New Guidelines on Chemotherapy-Induced Peripheral Neuropathy

Dawn L. Hershman, MD; Mary E. Anderson, PhD


May 13, 2014

In This Article

Optimum Approaches to Managing CIPN

Editor's Note: The American Society of Clinical Oncology (ASCO®) issued new guidelines on the prevention and management of chemotherapy-induced peripheral neuropathy (CIPN) on April 14, 2014,[1] as reported previously on Medscape. The incidence of CIPN varies by the type of chemotherapeutic agent(s), the total dose, and such patient-related factors as race.[2,3,4,5,6] CIPN is a particularly important adverse effect because it may compromise a patient's ability to tolerate chemotherapy and become a serious, long-lasting, and even permanent debility. To provide guidance to clinicians and patients who are making decisions about CIPN, ASCO convened a multidisciplinary expert panel charged with providing evidence-based answers to the question, "What are the optimum approaches in the prevention and management of CIPNs in adult cancer survivors?"

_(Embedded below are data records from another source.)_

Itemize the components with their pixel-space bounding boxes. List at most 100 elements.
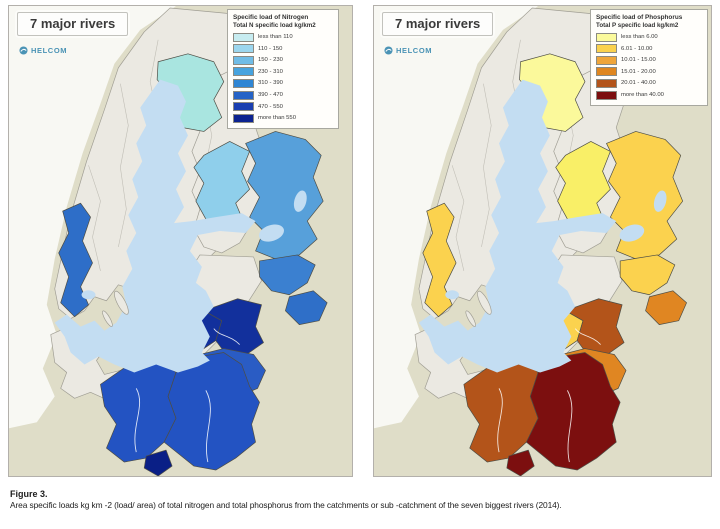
legend-swatch [233,67,254,77]
legend-row: more than 40.00 [596,90,702,100]
legend-label: 15.01 - 20.00 [621,68,656,75]
legend-swatch [596,32,617,42]
legend-label: less than 110 [258,34,293,41]
legend-row: 230 - 310 [233,67,333,77]
legend-row: 150 - 230 [233,55,333,65]
region-velikaya [645,290,687,325]
legend-row: 110 - 150 [233,44,333,54]
legend-row: 310 - 390 [233,78,333,88]
island-gotland [477,290,492,315]
legend-row: 10.01 - 15.00 [596,55,702,65]
legend-subtitle: Total N specific load kg/km2 [233,22,316,29]
helcom-logo: HELCOM [19,46,67,55]
river-vistula [205,390,211,463]
legend-label: 110 - 150 [258,45,283,52]
subbasin-borders [481,83,492,248]
legend-swatch [596,44,617,54]
nitrogen-map-panel: 7 major rivers HELCOM Specific load of N… [8,5,353,477]
region-daugava [565,298,625,357]
helcom-logo-icon [384,46,393,55]
legend-label: more than 40.00 [621,92,664,99]
legend-label: less than 6.00 [621,34,658,41]
legend-label: 310 - 390 [258,80,283,87]
figure-caption: Figure 3. Area specific loads kg km -2 (… [10,489,712,511]
legend-label: 150 - 230 [258,57,283,64]
region-vistula [526,352,621,471]
legend-title: Specific load of Nitrogen [233,14,309,21]
subbasin-borders [118,83,129,248]
legend-swatch [233,78,254,88]
river-vistula [567,390,573,463]
legend-swatch [233,90,254,100]
legend-swatch [596,78,617,88]
river-daugava [574,328,601,345]
legend-row: 470 - 550 [233,102,333,112]
ocean-area [9,6,177,429]
region-luga [259,254,316,296]
figure-caption-text: Area specific loads kg km -2 (load/ area… [10,500,562,510]
map-title-label: 7 major rivers [395,16,481,31]
legend-row: less than 6.00 [596,32,702,42]
region-sweden-coast [422,202,457,318]
legend-swatch [596,55,617,65]
river-daugava [213,328,240,345]
island-oland [102,310,113,327]
legend-row: 15.01 - 20.00 [596,67,702,77]
map-title-box: 7 major rivers [17,12,129,36]
legend-row: more than 550 [233,113,333,123]
legend-swatch [233,102,254,112]
region-velikaya [285,290,328,325]
subbasin-borders [451,165,465,271]
lake-onega [653,190,667,212]
phosphorus-legend: Specific load of Phosphorus Total P spec… [590,9,708,106]
region-vistula [163,352,260,471]
island-oland [465,310,476,327]
legend-swatch [596,90,617,100]
baltic-sea [418,79,617,373]
legend-swatch [233,113,254,123]
legend-label: 470 - 550 [258,103,283,110]
region-neva [606,131,684,260]
region-bottom-patch [506,449,535,476]
ocean-area [374,6,539,429]
lake-vanern [81,290,96,300]
legend-label: 390 - 470 [258,92,283,99]
legend-row: 6.01 - 10.00 [596,44,702,54]
legend-swatch [233,44,254,54]
region-sweden-coast [58,202,93,318]
legend-label: 6.01 - 10.00 [621,45,653,52]
region-luga [619,254,676,296]
river-oder [134,388,141,453]
helcom-logo-text: HELCOM [396,46,433,55]
legend-label: 10.01 - 15.00 [621,57,656,64]
island-gotland [113,290,129,315]
legend-label: more than 550 [258,115,296,122]
legend-row: 390 - 470 [233,90,333,100]
map-title-box: 7 major rivers [382,12,494,36]
lake-vanern [445,290,459,300]
region-neva [245,131,324,260]
legend-swatch [596,67,617,77]
subbasin-borders [88,165,101,271]
region-bottom-patch [143,449,173,476]
baltic-sea [54,79,256,373]
helcom-logo-icon [19,46,28,55]
legend-label: 230 - 310 [258,68,283,75]
legend-label: 20.01 - 40.00 [621,80,656,87]
nitrogen-legend: Specific load of Nitrogen Total N specif… [227,9,339,129]
figure-label: Figure 3. [10,489,48,499]
legend-swatch [233,55,254,65]
phosphorus-map [374,6,711,476]
map-title-label: 7 major rivers [30,16,116,31]
legend-title: Specific load of Phosphorus [596,14,683,21]
lake-ladoga [258,224,285,242]
helcom-logo: HELCOM [384,46,432,55]
lake-onega [293,190,307,212]
legend-swatch [233,32,254,42]
legend-row: less than 110 [233,32,333,42]
river-oder [497,388,503,453]
legend-subtitle: Total P specific load kg/km2 [596,22,679,29]
lake-ladoga [619,224,645,242]
region-daugava [203,298,264,357]
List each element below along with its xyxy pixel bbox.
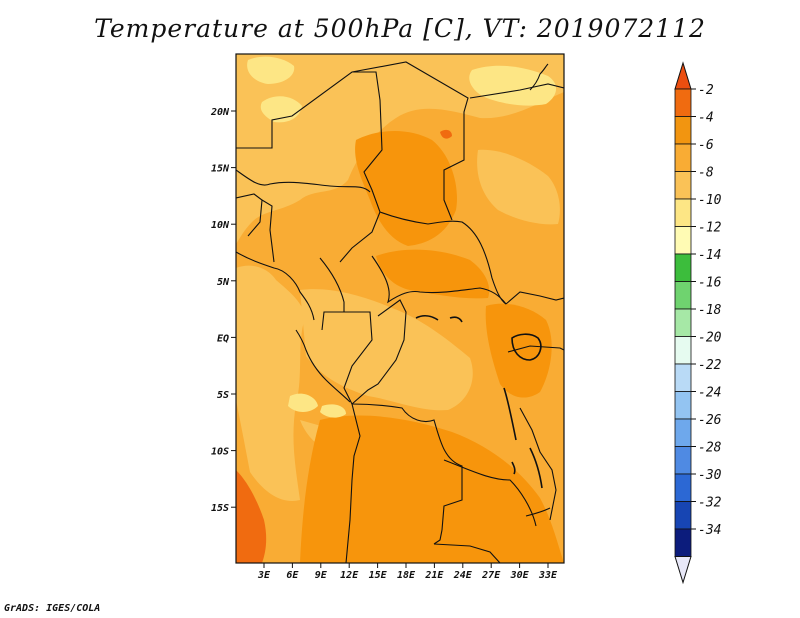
colorbar-swatch bbox=[674, 501, 692, 530]
lat-tick-label: 15S bbox=[211, 503, 229, 514]
lon-tick-label: 21E bbox=[424, 570, 444, 581]
temperature-field-atlantic-patch bbox=[288, 393, 318, 412]
colorbar-swatch bbox=[674, 336, 692, 365]
colorbar-swatch bbox=[674, 446, 692, 475]
colorbar-tick-label: -20 bbox=[698, 331, 722, 346]
colorbar-tick-label: -6 bbox=[698, 138, 714, 153]
colorbar-tick-label: -28 bbox=[698, 441, 722, 456]
colorbar-top-arrow bbox=[674, 61, 692, 90]
temperature-field-warm-corner bbox=[236, 470, 267, 563]
lon-tick-label: 15E bbox=[369, 570, 388, 581]
lon-tick-label: 12E bbox=[340, 570, 359, 581]
lon-tick-label: 3E bbox=[257, 570, 271, 581]
longitude-axis: 3E 6E 9E 12E 15E 18E 21E 24E 27E 30E 33E bbox=[257, 563, 558, 581]
temperature-field-north-patch-west bbox=[247, 56, 295, 84]
lakes bbox=[415, 315, 543, 489]
colorbar-swatch bbox=[674, 308, 692, 337]
map-frame bbox=[235, 53, 565, 564]
temperature-field-chad-core bbox=[355, 131, 457, 246]
colorbar-tick-label: -26 bbox=[698, 413, 722, 428]
colorbar-bottom-arrow bbox=[674, 556, 692, 585]
colorbar-swatch bbox=[674, 88, 692, 117]
lat-tick-label: EQ bbox=[217, 333, 229, 344]
colorbar-tick-label: -30 bbox=[698, 468, 722, 483]
colorbar-swatch bbox=[674, 418, 692, 447]
colorbar: -2 -4 -6 -8 -10 -12 -14 -16 -18 -20 -22 -24 -26 -28 -3… bbox=[674, 61, 722, 585]
colorbar-swatch bbox=[674, 391, 692, 420]
temperature-field-south-core bbox=[300, 415, 564, 563]
colorbar-tick-label: -12 bbox=[698, 221, 722, 236]
colorbar-swatch bbox=[674, 226, 692, 255]
colorbar-tick-label: -8 bbox=[698, 166, 714, 181]
temperature-field-east-zone bbox=[477, 149, 560, 225]
country-borders bbox=[236, 61, 564, 563]
temperature-field-east-core bbox=[485, 303, 552, 398]
colorbar-tick-label: -22 bbox=[698, 358, 722, 373]
lon-tick-label: 30E bbox=[510, 570, 530, 581]
colorbar-tick-label: -16 bbox=[698, 276, 722, 291]
colorbar-tick-label: -24 bbox=[698, 386, 721, 401]
colorbar-swatch bbox=[674, 281, 692, 310]
colorbar-swatch bbox=[674, 528, 692, 557]
temperature-field-north-patch-east bbox=[469, 65, 557, 106]
lon-tick-label: 18E bbox=[397, 570, 416, 581]
colorbar-tick-label: -10 bbox=[698, 193, 722, 208]
grads-credit: GrADS: IGES/COLA bbox=[4, 603, 101, 614]
temperature-field-central-zone bbox=[300, 289, 473, 411]
lon-tick-label: 9E bbox=[315, 570, 328, 581]
temperature-field-west-atlantic bbox=[236, 265, 306, 501]
colorbar-tick-label: -14 bbox=[698, 248, 721, 263]
colorbar-swatch bbox=[674, 363, 692, 392]
colorbar-tick-label: -32 bbox=[698, 496, 722, 511]
lat-tick-label: 5N bbox=[217, 277, 230, 288]
colorbar-swatch bbox=[674, 143, 692, 172]
lat-tick-label: 5S bbox=[217, 390, 229, 401]
lat-tick-label: 10N bbox=[211, 220, 230, 231]
colorbar-swatch bbox=[674, 253, 692, 282]
lat-tick-label: 15N bbox=[211, 164, 230, 175]
temperature-field-north-band bbox=[236, 54, 564, 244]
temperature-field-car-core bbox=[376, 249, 490, 299]
colorbar-tick-label: -2 bbox=[698, 83, 714, 98]
colorbar-swatch bbox=[674, 171, 692, 200]
lon-tick-label: 24E bbox=[453, 570, 473, 581]
lat-tick-label: 10S bbox=[211, 447, 229, 458]
lon-tick-label: 27E bbox=[481, 570, 501, 581]
colorbar-swatch bbox=[674, 473, 692, 502]
temperature-field-gabon-patch bbox=[320, 404, 346, 418]
colorbar-swatch bbox=[674, 198, 692, 227]
lat-tick-label: 20N bbox=[210, 107, 230, 118]
colorbar-tick-label: -18 bbox=[698, 303, 722, 318]
latitude-axis: 20N 15N 10N 5N EQ 5S 10S 15S bbox=[210, 107, 236, 514]
temperature-field bbox=[236, 54, 564, 563]
chart-title: Temperature at 500hPa [C], VT: 201907211… bbox=[94, 14, 706, 43]
lon-tick-label: 33E bbox=[538, 570, 558, 581]
colorbar-tick-label: -34 bbox=[698, 523, 721, 538]
colorbar-tick-label: -4 bbox=[698, 111, 714, 126]
lon-tick-label: 6E bbox=[286, 570, 299, 581]
temperature-field-warm-spot bbox=[440, 129, 452, 139]
colorbar-swatch bbox=[674, 116, 692, 145]
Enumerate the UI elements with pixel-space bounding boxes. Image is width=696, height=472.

Unfortunately, the expert consensus was that no approach exists that can be recommended for prevention. Only one agent is recommended for treatment, and that is only a moderate recommendation. However, the experts did issue moderate-to-strong recommendations against using certain agents, which has important clinical implications.

Dawn L. Hershman, MD, MS, co-chair of the guideline expert panel, spoke to Medscape about the ASCO guideline and how it affects the clinical prevention and management of CIPN. Dr. Hershman is Associate Professor of Medicine and Epidemiology, Division of Medical Oncology, Columbia University College of Physicians and Surgeons, New York, New York.

Medscape: What was it about the clinical landscape at this time that prompted ASCO to develop clinical guidelines for preventing and treating CIPN?

Dr. Hershman: ASCO has set a priority of looking into a variety of issues that affect cancer survivors, including CIPN, fatigue, and depression. CIPN is one of the most common adverse effects and is associated with many different types of cancer therapies. Although it has a significant impact on patients' quality of life, to date few treatments are available for either treating or preventing CIPN.

Medscape: The purpose of the clinical practice guidelines expert panel was to "develop evidence-based guidance" for the optimum prevention and management of CIPN. How did the committee accomplish that?

Dr. Hershman: We performed a comprehensive literature review of all the trials that have been completed looking at either the treatment or prevention of CIPN. Then we looked at the quality of the studies, and trials that were deemed to be of sufficient quality were included. Only randomized controlled trials were included. We reviewed many studies that either were nonrandomized or were observational and as such didn't meet our strict criteria for inclusion. We wanted to be able to comprehensively evaluate each study's benefits and limitations to make reasonable judgments in terms of what we should or should not be giving to patients.

Unfortunately, many of the studies are very different from each other in terms of design. Because we don't have a good understanding of the mechanism of CIPN for a variety of drugs, some of the prevention and treatment strategies that we use come from the neurologic literature, from animal studies, or from observation. Many of those studies, when rigorously tested, have not found any single agent to be of particular benefit, and many different drugs or supplements have been tested.